Given two ellipses $E_1,E_2$ of equation $$\frac{x^2}{a^2}+\frac{y^2}{b^2}=1$$ $$\frac{x^2}{a^2}+\frac{y^2}{b^2}=4$$ prove that for all $p\in E_1$ there exist a unique ellipse $F_p$ that meets $E_1$ in $p$ and in one other point, and $E_2$ in two points too.
The question is: is the statement true? If one chooses $a=b=1$, we have two concentric circles. Then choosing $p=(0,1)$, one can consider many circles that meet the smaller circle in $p$ and, e.g., in $(1,0)$, and the greater circle in two other points.
Am I missing something that should restrict the choice range?
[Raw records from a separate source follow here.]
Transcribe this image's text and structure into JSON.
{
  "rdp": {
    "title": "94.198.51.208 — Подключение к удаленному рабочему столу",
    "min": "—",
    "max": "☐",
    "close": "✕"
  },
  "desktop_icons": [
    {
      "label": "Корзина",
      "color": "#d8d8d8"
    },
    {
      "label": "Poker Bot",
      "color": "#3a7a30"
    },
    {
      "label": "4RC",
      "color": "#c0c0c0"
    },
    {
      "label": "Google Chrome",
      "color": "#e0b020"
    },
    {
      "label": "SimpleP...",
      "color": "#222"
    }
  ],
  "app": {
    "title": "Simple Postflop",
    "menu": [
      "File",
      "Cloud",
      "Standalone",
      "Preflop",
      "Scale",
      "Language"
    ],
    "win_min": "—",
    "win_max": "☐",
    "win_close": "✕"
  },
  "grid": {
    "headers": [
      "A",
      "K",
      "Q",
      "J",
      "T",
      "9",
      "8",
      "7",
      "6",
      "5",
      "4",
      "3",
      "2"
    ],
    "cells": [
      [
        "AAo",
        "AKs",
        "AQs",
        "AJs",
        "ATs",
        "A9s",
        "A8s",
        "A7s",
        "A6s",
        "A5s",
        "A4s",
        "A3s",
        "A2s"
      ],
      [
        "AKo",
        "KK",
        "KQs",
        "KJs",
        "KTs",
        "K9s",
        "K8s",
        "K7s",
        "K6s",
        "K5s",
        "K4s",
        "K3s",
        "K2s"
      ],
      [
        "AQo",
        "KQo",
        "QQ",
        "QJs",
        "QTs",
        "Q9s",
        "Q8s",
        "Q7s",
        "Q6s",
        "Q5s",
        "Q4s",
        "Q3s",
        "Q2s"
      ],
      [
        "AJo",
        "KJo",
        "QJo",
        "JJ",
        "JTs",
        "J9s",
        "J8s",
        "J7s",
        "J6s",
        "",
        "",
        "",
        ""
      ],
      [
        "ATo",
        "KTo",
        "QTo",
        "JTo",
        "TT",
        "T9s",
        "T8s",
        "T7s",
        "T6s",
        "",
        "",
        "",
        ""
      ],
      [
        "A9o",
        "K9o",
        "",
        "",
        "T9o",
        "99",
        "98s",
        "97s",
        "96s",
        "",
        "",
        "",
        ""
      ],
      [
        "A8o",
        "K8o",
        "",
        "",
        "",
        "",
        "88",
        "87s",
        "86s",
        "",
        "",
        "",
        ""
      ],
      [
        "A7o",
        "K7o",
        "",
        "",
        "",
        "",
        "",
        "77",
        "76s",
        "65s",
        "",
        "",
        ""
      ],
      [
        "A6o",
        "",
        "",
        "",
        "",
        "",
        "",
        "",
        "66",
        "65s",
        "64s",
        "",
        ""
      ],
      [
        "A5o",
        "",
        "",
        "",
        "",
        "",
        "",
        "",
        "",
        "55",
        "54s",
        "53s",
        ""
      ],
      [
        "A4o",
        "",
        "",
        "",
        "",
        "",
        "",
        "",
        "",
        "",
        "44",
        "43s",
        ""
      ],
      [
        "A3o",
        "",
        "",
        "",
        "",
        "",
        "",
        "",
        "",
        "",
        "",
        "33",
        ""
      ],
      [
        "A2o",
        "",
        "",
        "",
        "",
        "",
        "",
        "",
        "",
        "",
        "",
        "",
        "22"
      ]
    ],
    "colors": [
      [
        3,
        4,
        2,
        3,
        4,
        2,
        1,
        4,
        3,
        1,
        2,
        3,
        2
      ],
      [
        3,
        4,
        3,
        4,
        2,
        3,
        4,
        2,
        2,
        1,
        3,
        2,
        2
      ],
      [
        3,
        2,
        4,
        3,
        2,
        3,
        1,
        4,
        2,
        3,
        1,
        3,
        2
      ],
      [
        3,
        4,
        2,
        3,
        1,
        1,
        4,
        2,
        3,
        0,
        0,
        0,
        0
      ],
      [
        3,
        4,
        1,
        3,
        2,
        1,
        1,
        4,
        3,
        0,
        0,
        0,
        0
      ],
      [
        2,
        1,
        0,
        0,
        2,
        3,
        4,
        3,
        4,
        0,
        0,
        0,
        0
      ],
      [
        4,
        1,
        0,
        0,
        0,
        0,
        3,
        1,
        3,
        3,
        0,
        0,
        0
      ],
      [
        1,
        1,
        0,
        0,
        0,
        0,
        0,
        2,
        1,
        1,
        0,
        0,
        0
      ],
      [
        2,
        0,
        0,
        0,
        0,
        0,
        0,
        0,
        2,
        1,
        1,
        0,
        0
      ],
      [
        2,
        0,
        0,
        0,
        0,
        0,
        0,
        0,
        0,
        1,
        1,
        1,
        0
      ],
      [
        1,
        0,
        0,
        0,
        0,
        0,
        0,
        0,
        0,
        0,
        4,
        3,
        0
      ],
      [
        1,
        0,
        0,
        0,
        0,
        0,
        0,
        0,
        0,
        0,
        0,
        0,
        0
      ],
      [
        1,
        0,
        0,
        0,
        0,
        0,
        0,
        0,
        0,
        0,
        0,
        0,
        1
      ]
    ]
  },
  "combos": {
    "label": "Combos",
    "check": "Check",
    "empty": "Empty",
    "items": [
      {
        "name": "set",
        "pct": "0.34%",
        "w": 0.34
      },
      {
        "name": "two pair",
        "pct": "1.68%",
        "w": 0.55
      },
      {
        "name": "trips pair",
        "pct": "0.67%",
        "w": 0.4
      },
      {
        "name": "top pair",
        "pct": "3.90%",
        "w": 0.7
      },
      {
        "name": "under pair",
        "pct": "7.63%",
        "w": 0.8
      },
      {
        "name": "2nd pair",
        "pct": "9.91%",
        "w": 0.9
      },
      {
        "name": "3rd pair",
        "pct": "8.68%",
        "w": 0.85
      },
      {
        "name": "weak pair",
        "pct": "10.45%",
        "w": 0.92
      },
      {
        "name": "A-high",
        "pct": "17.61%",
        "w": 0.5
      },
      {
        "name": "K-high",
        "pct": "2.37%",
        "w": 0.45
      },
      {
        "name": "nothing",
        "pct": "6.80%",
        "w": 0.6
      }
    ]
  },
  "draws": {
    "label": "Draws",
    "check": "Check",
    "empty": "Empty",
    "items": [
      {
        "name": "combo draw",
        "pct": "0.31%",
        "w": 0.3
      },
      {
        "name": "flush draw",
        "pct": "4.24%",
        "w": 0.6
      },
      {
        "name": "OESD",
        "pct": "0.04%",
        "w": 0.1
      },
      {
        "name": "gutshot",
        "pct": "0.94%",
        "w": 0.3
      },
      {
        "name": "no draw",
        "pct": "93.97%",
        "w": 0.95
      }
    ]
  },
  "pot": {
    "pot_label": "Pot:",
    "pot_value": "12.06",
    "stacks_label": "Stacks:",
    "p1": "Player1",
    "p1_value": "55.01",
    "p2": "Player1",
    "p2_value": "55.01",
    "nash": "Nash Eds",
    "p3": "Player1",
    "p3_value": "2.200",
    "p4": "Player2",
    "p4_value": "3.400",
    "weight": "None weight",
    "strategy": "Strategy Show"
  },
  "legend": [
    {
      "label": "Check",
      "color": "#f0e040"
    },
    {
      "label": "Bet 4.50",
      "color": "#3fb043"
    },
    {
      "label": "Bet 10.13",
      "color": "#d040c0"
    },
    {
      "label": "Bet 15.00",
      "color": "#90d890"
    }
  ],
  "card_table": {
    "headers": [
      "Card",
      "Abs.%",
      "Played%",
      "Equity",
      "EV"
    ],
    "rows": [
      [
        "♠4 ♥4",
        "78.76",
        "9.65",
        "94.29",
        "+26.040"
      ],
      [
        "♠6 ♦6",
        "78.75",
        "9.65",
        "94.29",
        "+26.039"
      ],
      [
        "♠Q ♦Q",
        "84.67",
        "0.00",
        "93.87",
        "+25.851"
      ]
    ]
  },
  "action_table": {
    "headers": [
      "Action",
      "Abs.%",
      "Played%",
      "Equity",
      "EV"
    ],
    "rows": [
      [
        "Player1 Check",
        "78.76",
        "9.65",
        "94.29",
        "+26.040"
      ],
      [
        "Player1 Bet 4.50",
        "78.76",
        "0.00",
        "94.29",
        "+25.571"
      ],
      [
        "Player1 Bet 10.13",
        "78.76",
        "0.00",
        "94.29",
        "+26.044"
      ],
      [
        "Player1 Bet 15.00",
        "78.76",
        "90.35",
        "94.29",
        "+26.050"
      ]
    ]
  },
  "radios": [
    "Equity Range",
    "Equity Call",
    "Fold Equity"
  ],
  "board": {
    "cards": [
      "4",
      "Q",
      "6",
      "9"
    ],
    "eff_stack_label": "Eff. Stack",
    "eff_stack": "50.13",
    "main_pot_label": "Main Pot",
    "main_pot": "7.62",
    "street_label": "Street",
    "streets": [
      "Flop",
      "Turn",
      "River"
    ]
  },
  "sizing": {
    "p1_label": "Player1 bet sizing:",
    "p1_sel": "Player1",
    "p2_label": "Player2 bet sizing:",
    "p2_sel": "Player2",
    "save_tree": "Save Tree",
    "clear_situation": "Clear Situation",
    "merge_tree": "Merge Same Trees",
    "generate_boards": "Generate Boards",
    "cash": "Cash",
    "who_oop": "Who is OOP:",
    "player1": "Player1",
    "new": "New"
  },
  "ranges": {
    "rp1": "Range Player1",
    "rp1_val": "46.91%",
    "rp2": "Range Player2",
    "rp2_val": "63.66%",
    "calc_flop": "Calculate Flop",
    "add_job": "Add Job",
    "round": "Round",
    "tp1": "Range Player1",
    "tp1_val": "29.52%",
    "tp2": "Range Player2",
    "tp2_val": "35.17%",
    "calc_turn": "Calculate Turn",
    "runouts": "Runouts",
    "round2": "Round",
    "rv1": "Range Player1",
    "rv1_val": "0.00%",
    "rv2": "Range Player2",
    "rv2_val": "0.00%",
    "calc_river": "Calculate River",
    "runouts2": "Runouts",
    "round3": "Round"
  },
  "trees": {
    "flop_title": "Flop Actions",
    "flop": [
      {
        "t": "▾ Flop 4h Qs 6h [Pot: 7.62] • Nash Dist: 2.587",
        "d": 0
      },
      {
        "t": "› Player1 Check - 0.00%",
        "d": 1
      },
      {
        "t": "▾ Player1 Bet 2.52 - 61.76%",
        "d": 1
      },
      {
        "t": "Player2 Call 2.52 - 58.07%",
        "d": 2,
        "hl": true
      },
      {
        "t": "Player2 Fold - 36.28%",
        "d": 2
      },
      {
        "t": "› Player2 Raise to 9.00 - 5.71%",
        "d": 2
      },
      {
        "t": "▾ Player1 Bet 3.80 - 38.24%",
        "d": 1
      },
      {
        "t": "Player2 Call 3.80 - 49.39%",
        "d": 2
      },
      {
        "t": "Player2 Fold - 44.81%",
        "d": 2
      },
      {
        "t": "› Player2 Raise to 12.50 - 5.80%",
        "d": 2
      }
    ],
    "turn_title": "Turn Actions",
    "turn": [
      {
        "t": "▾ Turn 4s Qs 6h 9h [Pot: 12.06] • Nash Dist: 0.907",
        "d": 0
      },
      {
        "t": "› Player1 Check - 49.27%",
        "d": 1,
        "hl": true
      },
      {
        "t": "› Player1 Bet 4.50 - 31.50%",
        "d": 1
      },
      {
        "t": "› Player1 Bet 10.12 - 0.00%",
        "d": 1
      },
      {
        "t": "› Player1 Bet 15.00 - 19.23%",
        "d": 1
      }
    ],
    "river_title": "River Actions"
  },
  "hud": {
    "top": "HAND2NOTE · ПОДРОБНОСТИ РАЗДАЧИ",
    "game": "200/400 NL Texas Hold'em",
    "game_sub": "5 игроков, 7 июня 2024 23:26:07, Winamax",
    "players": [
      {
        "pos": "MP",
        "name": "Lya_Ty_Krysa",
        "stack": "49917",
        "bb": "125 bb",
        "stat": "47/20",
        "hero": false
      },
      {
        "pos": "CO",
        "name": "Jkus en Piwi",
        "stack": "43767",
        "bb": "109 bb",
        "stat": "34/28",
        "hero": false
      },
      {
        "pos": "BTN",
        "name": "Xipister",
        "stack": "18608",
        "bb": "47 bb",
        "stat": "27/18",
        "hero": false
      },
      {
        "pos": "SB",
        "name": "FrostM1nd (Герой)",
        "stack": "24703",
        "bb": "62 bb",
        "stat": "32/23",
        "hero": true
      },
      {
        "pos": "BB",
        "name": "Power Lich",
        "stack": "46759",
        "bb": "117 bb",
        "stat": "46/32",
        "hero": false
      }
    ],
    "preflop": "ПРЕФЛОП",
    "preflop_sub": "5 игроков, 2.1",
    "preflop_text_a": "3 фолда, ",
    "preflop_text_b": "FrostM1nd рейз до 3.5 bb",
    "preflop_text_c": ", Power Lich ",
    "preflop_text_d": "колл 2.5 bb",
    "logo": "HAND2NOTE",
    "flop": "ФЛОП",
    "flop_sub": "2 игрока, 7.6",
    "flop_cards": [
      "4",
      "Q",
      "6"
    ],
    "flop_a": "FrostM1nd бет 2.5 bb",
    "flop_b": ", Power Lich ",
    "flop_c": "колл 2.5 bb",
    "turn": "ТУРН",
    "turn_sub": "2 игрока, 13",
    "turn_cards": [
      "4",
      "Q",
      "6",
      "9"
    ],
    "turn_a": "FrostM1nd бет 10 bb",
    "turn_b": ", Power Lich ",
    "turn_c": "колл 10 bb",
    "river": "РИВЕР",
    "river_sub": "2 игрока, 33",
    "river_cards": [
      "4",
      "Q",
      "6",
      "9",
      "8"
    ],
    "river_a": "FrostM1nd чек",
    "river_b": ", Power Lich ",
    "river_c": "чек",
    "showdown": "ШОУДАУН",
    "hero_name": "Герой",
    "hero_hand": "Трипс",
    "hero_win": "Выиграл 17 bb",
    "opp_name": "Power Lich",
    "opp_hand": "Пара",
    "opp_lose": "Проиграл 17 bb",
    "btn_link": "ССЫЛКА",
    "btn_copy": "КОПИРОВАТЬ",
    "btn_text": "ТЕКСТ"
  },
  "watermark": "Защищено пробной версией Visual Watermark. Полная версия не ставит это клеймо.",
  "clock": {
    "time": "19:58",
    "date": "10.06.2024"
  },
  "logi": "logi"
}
I would say you are not missing anything. There is a linear map (a dilation) $\varphi$ that brings the original concentric and coaxial ellipses $E_1,E_2$ into two concentric circles $\varphi(E_1),\varphi(E_2)$. It is enough to use a rotation to find an ellipse $L$ through $\varphi(P)$ that is tangent to $\varphi(E_1)$ at $\varphi(P)$ and is tangent to $\varphi(E_2)$, too. $L$ is just an ellipse with its semi-axis given by the radii of $\varphi(E_1),\varphi(E_2)$. Then $\varphi^{-1}(L)$ is an ellipse fulfilling the wanted constraints.